At any stage, it could be done imperfectly- for instance the ‘shaqing’ might be slow, leading to unintended oxidation, or the roasting could be overdone, leaving a slightly burnt smell, all of which would factor into the value of the tea leaves.

The Chinese grading system would address this. An honest merchant would also price the tea according to its grade.

Knowing what ‘good tea’ is, understanding the production quality will allow the tea drinker to assess the worth of the tea, and if it is fairly valued.

Growing as a Tea Drinker

Any course or books on creative writing will be incomplete without examples, either of what works or what does not. For a budding wordsmith, there is no better way to learn than to read the works of the masters, especially with a guide. Reading why a particular passage of Hemingway’s conveys power or how Ishiguro uses an unreliable narrator to perfection helps a writer to grow, much more than a statement like “Read what you like, there is no good or bad book.”
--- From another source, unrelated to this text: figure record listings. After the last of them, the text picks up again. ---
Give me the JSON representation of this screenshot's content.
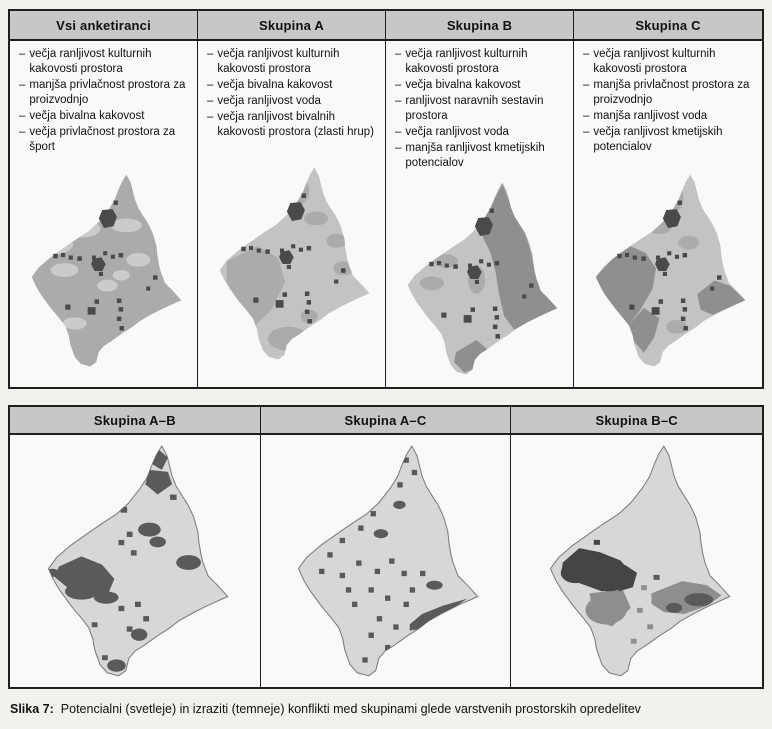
{
  "bullet_marker": "–",
  "caption": {
    "label": "Slika 7:",
    "text": "Potencialni (svetleje) in izraziti (temneje) konflikti med skupinami glede varstvenih prostorskih opredelitev"
  },
  "colors": {
    "paper": "#f2f1ee",
    "panel_bg": "#faf9f7",
    "header_bg": "#c7c7c5",
    "border": "#1e1e1e",
    "map_base_med": "#ababa9",
    "map_base_light": "#c3c3c1",
    "map_light_patch": "#cbcbc9",
    "map_region_dark": "#8f8f8d",
    "map_dot": "#4a4a48",
    "bmap_base": "#d7d7d5",
    "bmap_outline": "#7a7a78",
    "bmap_dark": "#5a5a58",
    "bmap_darkest": "#454543",
    "bmap_mid": "#8e8e8c"
  },
  "top_panel": {
    "columns": [
      {
        "title": "Vsi anketiranci",
        "bullets": [
          "večja ranljivost kulturnih kakovosti prostora",
          "manjša privlačnost prostora za proizvodnjo",
          "večja bivalna kakovost",
          "večja privlačnost prostora za šport"
        ]
      },
      {
        "title": "Skupina A",
        "bullets": [
          "večja ranljivost kulturnih kakovosti prostora",
          "večja bivalna kakovost",
          "večja ranljivost voda",
          "večja ranljivost bivalnih kakovosti prostora (zlasti hrup)"
        ]
      },
      {
        "title": "Skupina B",
        "bullets": [
          "večja ranljivost kulturnih kakovosti prostora",
          "večja bivalna kakovost",
          "ranljivost naravnih sestavin prostora",
          "večja ranljivost voda",
          "manjša ranljivost kmetijskih potencialov"
        ]
      },
      {
        "title": "Skupina C",
        "bullets": [
          "večja ranljivost kulturnih kakovosti prostora",
          "manjša privlačnost prostora za proizvodnjo",
          "manjša ranljivost voda",
          "večja ranljivost kmetijskih potencialov"
        ]
      }
    ]
  },
  "bottom_panel": {
    "columns": [
      {
        "title": "Skupina A–B"
      },
      {
        "title": "Skupina A–C"
      },
      {
        "title": "Skupina B–C"
      }
    ]
  }
}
In the same way, one of the most useful exercises I found is getting a few teas of the same variety and origin, but of different grades, and conducting a comparative tasting. Compare the aftertaste of a $10 tea versus a $30 one for example, the aroma, the appearance, the texture and so forth. This would then help the tea drinker understand the difference and link it to production quality.

Honoring the Producers

You spent hours fussing over your hair and make-up. You brought out that outfit you expended hours to choose, paired with the shoes and handbag you bought to match. Putting on that expensive perfume, you walked into the living room and ask your waiting partner:

“How do I look?”

“Let’s go, we’re late.”

What is ‘good tea’ and why objective definition is important
How does that make you feel? Or if you are the one on the other end, what trouble did you get into?

Imagine that you are a tea producer. You spent a lifetime honing your art, learning how to vary the intensity of the ‘zuoqing’ in line with the weather or the condition of harvested leaves. You spent sleepless nights, baking tea leaves in the charcoal furnace, not nodding off a single second lest whatever effort expended thus far be for naught if the leaves are over-roasted.

When you present your labor of love to a tea drinker, you ask “Good stuff eh?”

“Good or no good, it doesn’t matter. If you like it, it is good.”

How does that make you feel?

Honor the masters by learning to discern good quality tea.

Forget sob stories of how families are sustained by your tea purchase- many of them are untrue anyway- tea producers work hard to produce the tea, they deserve appreciation not charity.


Quality Does Not Equate to Personal Preference

“Her expression transformed before his eyes, her young features hardening with all the detached composure of a seasoned ER doctor dealing with a crisis.”

“Her compensation for a sixteen-hour workday was learning the ropes in the trenches with a seasoned politician.”
You probably recognize the iconic writing of Dan Brown from the two sentences above. I am certain even his most ardent supporters would not defend his prose, but with 80 million copies of the Da Vinci Code being sold, I doubt Mr. Brown loses any sleep over critics.

At the same time, the John Banvilles of this world, despite their perfectly crafted prose, would not come anywhere near to Mr. Brown’s sales.

Just because something is of a superior quality does not mean everyone has to like it.

Sophisticated Palate?

Staying on the example of literature, people read for different motivations. To some people, fiction is associated with long flights, in which case the Ken Folletts would work better than James Joyce. That is not to say readers of the former are necessarily intellectually inferior to fans of the latter.

In the same way, people who can tell the difference between Gande, Xiping and Xianghua Tieguanyin ought not to look down on those who sip Assam CTC. Tea means different things to different people- it can be an obsession for some, it can be a mere after meals beverage for others, to each his or her own. One tea can be esteemed higher than another, but not the drinker.

There is superior quality tea and mediocre tea, but that says nothing of the drinker, just a matter of personal preferences.